Our review on page 18 of Ahlem Mosteghanemi’s The Bridges of Constantine shows why she is regarded by many (including Forbes magazine) as “the most successful woman writer in the Arab world”. The book has sold more than a million copies, and Mosteghanemi is the first female Algerian writer to be translated into English. Nonetheless, when this book was first published in Arabic, she was dogged by rumours that it must have been written by a man. “[Writing through the eyes of] a man, I was more at ease to express my ideas without any stigma attached to them,” she tells Between the Covers, now. “But I subsequently had to pay for it: when The Bridges of Constantine was first published, it was attributed to a famous male novelist and it took me three years and five lawyers to prove I wrote the book! There was a huge media backlash against me that nearly drove me to depression.”

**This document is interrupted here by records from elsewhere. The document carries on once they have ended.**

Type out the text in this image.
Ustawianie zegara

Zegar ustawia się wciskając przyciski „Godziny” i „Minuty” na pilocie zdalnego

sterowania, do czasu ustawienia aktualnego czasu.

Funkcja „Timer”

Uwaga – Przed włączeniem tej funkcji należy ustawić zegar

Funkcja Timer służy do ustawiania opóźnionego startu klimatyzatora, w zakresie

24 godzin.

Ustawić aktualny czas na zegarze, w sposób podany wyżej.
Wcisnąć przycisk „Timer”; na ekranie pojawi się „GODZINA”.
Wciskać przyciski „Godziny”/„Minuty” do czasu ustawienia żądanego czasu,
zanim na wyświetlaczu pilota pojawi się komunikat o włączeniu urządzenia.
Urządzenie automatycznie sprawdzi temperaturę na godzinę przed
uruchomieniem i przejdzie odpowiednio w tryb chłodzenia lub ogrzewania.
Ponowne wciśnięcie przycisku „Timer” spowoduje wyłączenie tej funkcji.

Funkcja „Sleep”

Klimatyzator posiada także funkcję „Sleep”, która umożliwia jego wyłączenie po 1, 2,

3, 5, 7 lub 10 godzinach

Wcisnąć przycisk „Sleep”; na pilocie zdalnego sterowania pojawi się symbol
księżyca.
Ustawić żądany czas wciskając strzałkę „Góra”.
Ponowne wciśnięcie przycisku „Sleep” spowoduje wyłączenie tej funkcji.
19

Thanks to the catchily titled “Office for Harmonization in the Internal Market” for research showing that 96 per cent of people believe it is vital for artists to be able to protect their intellectual property, while 42 per cent of the same people also believe it is acceptable to download music and films illegally. This follows the recent report by The Booksellers’ Association which revealed that 63 per cent of shoppers like to browse in real bookshops and then buy online, but most feel sad that there are fewer bookshops on the high street. Incidentally, Amazon’s Jeff Bezos told real-life bookshops and their fans last week: “Complaining is not a strategy.” He has a point. Support your local bookshop this Christmas!